ハイブリッドクラウドとは?メリット・デメリットや活用事例を解説
更新日:2025年6月13日

近年、さまざまな業種・業界でクラウドの導入が加速しています。一口に「クラウド導入」といっても、現在では複数の導入形態が存在し、企業のニーズや業界特有の要件に応じた選択が可能です。その中でも注目されている選択肢の1つが「ハイブリッドクラウド」と呼ばれるシステム構成です。
本記事では、ハイブリッドクラウドの概要をはじめ、そのメリット・デメリット、よくある構成例(使用例)について解説します。ハイブリッドクラウドについて関心のある方や、導入を検討している企業の方はぜひご覧ください。
■目次
1. 金融業界がクラウド化を推進する背景
ハイブリッドクラウドとは、複数の異なるIT環境を組み合わせて運用するクラウドシステムのことを指します。例えば、パブリッククラウドやプライベートクラウド、オンプレミスなどを併用する構成です。
これらの異なる環境を組み合わせることで、例えばパブリッククラウドの弱点をプライベートクラウドで補うなど、クラウド導入によくある課題に柔軟に対応することが可能です。パブリッククラウドのメリットについては当ページの「ハイブリッドクラウドのメリット」で解説しています。
2. クラウドの種類
クラウド環境は大きく分けて以下の2種類に分類されます。ハイブリッドクラウドでは、これらをどのように効果的に組み合わせるかが、システム設計の重要なポイントとなります。
- プライベートクラウド
- パブリッククラウド
それぞれのメリット・デメリットについて、詳しく解説します。
2-1. パブリッククラウド
パブリッククラウドとは、クラウドサービス事業者が提供する共有のクラウド環境のことです。
社内にサーバーなどのインフラ環境を構築する必要がなく、利用申し込みを行えば短期間でサービスを利用開始できる点が大きなメリットです。また、AmazonやGoogleなどクラウドサービス事業者が保有する大規模なインフラを大きな初期投資をしなくとも、すぐに利用できます。
ただし以下のようなデメリットも存在します。
- カスタマイズ性が低い
- データの保存場所を明確にできない
- セキュリティ面に注意が必要
パブリッククラウドでは、クラウドサービス事業者によってあらかじめ設計されたインフラ設備を利用するため、システムの自由なカスタマイズには限界があります。

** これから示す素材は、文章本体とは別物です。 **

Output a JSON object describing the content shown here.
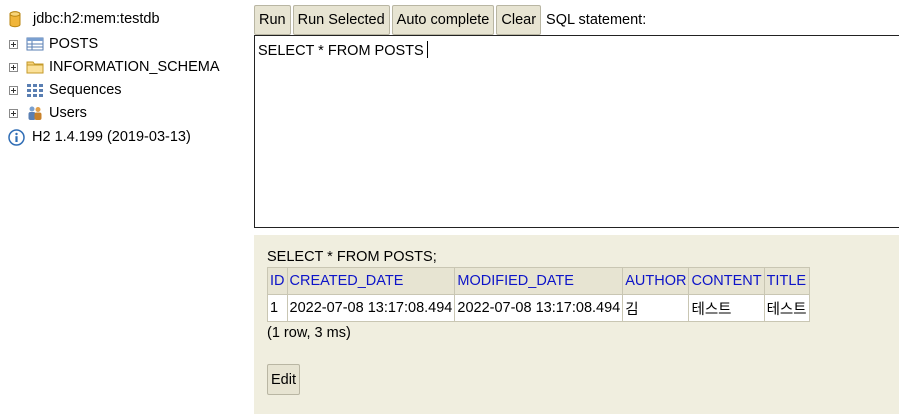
{
  "tree": {
    "connection": "jdbc:h2:mem:testdb",
    "items": [
      {
        "label": "POSTS",
        "icon": "table-icon"
      },
      {
        "label": "INFORMATION_SCHEMA",
        "icon": "folder-icon"
      },
      {
        "label": "Sequences",
        "icon": "sequences-icon"
      },
      {
        "label": "Users",
        "icon": "users-icon"
      }
    ],
    "version": "H2 1.4.199 (2019-03-13)"
  },
  "toolbar": {
    "run": "Run",
    "run_selected": "Run Selected",
    "auto_complete": "Auto complete",
    "clear": "Clear",
    "sql_label": "SQL statement:"
  },
  "editor": {
    "value": "SELECT * FROM POSTS"
  },
  "result": {
    "statement": "SELECT * FROM POSTS;",
    "columns": [
      "ID",
      "CREATED_DATE",
      "MODIFIED_DATE",
      "AUTHOR",
      "CONTENT",
      "TITLE"
    ],
    "rows": [
      [
        "1",
        "2022-07-08 13:17:08.494",
        "2022-07-08 13:17:08.494",
        "김",
        "테스트",
        "테스트"
      ]
    ],
    "summary": "(1 row, 3 ms)",
    "edit": "Edit"
  },
  "colors": {
    "result_bg": "#f0eedf",
    "button_bg": "#e7e4d2",
    "header_text": "#0d14c8"
  }
}
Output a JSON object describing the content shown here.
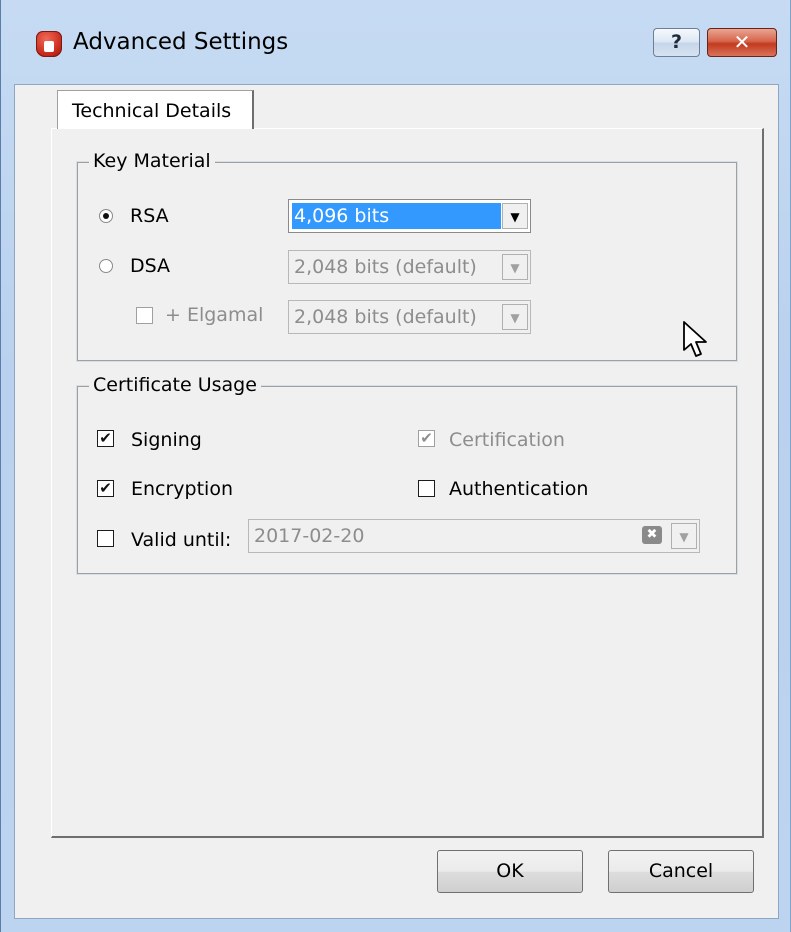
{
  "window": {
    "title": "Advanced Settings",
    "help_glyph": "?",
    "close_glyph": "✕"
  },
  "tabs": [
    {
      "label": "Technical Details",
      "active": true
    }
  ],
  "key_material": {
    "title": "Key Material",
    "rsa": {
      "label": "RSA",
      "selected": true,
      "value": "4,096 bits"
    },
    "dsa": {
      "label": "DSA",
      "selected": false,
      "value": "2,048 bits (default)"
    },
    "elgamal": {
      "label": "+ Elgamal",
      "checked": false,
      "value": "2,048 bits (default)"
    }
  },
  "certificate_usage": {
    "title": "Certificate Usage",
    "signing": {
      "label": "Signing",
      "checked": true
    },
    "certification": {
      "label": "Certification",
      "checked": true,
      "disabled": true
    },
    "encryption": {
      "label": "Encryption",
      "checked": true
    },
    "authentication": {
      "label": "Authentication",
      "checked": false
    },
    "valid_until": {
      "label": "Valid until:",
      "checked": false,
      "value": "2017-02-20"
    }
  },
  "buttons": {
    "ok": "OK",
    "cancel": "Cancel"
  },
  "glyphs": {
    "check": "✔",
    "dropdown": "▼",
    "clear": "✖"
  }
}
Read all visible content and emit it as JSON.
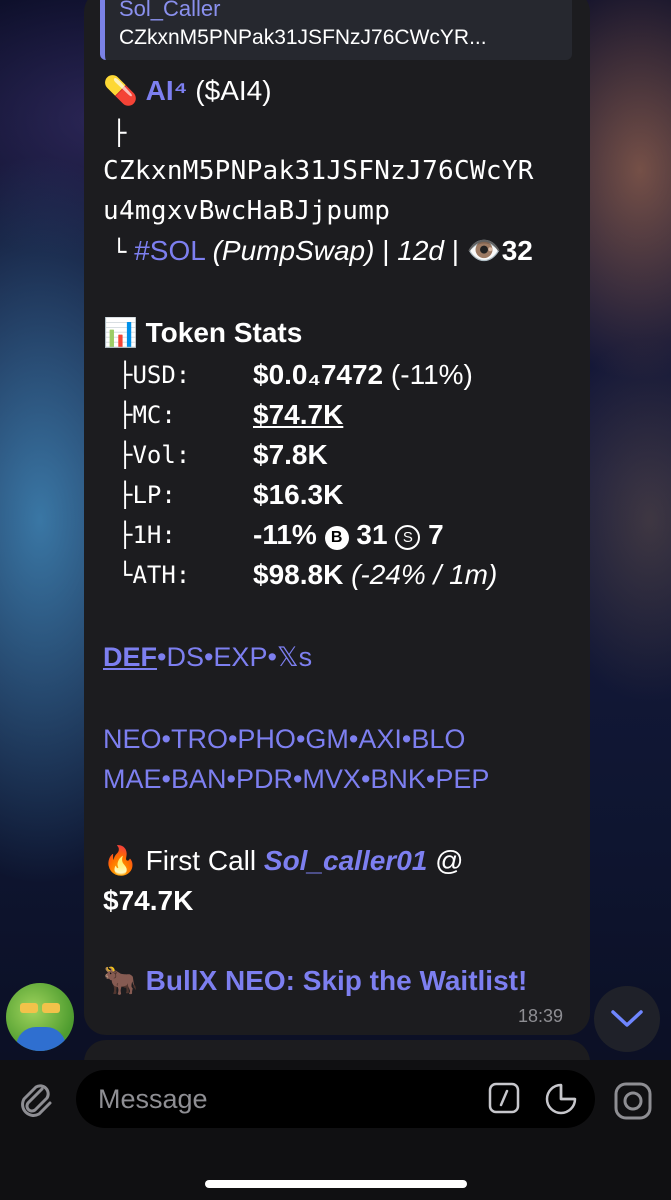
{
  "reply": {
    "name": "Sol_Caller",
    "text": "CZkxnM5PNPak31JSFNzJ76CWcYR..."
  },
  "token": {
    "emoji": "💊",
    "name": "AI⁴",
    "ticker": "($AI4)",
    "tree_branch": "├",
    "address_line1": "CZkxnM5PNPak31JSFNzJ76CWcYR",
    "address_line2": "u4mgxvBwcHaBJjpump",
    "tree_end": "└",
    "chain": "#SOL",
    "dex": "(PumpSwap)",
    "pipe1": "|",
    "age": "12d",
    "pipe2": "|",
    "eye_emoji": "👁️",
    "views": "32"
  },
  "stats": {
    "emoji": "📊",
    "title": "Token Stats",
    "rows": [
      {
        "label": "├USD:",
        "value": "$0.0₄7472",
        "extra": "(-11%)"
      },
      {
        "label": "├MC:",
        "value": "$74.7K",
        "extra": ""
      },
      {
        "label": "├Vol:",
        "value": "$7.8K",
        "extra": ""
      },
      {
        "label": "├LP:",
        "value": "$16.3K",
        "extra": ""
      },
      {
        "label": "├1H:",
        "value": "-11%",
        "extra": ""
      },
      {
        "label": "└ATH:",
        "value": "$98.8K",
        "extra": "(-24% / 1m)"
      }
    ],
    "buys_icon": "B",
    "buys": "31",
    "sells_icon": "S",
    "sells": "7"
  },
  "links1": [
    "DEF",
    "DS",
    "EXP",
    "𝕏s"
  ],
  "links2": [
    "NEO",
    "TRO",
    "PHO",
    "GM",
    "AXI",
    "BLO"
  ],
  "links3": [
    "MAE",
    "BAN",
    "PDR",
    "MVX",
    "BNK",
    "PEP"
  ],
  "separator": "•",
  "first_call": {
    "emoji": "🔥",
    "label": "First Call",
    "caller": "Sol_caller01",
    "at": "@",
    "value": "$74.7K"
  },
  "promo": {
    "emoji": "🐂",
    "text": "BullX NEO: Skip the Waitlist!"
  },
  "time": "18:39",
  "composer": {
    "placeholder": "Message"
  }
}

またデータが保存されるサーバーの場所を明確に指定できないケースが多く、法律・規約などの都合でデータの保存場所(データレジデンシー)を明確にする必要がある場合には使用できない点がデメリットです。
セキュリティ面に関しても、パブリッククラウドは多くのユーザーとリソースを共有するため、慎重な運用が求められます。しかし、近年ではパブリッククラウドでも強固なセキュリティを確保することは可能であり、適切に運用することでリスクを最小限に抑えられます。
2-2. プライベートクラウド
プライベートクラウドとは、特定の利用者が占有で利用するクラウド環境のことです。
他のユーザーと環境を共有しないため、機密性の高い情報の取り扱いやデータ保存場所(データレジデンシー)の明確化といった要件に対応しやすいのが特長です。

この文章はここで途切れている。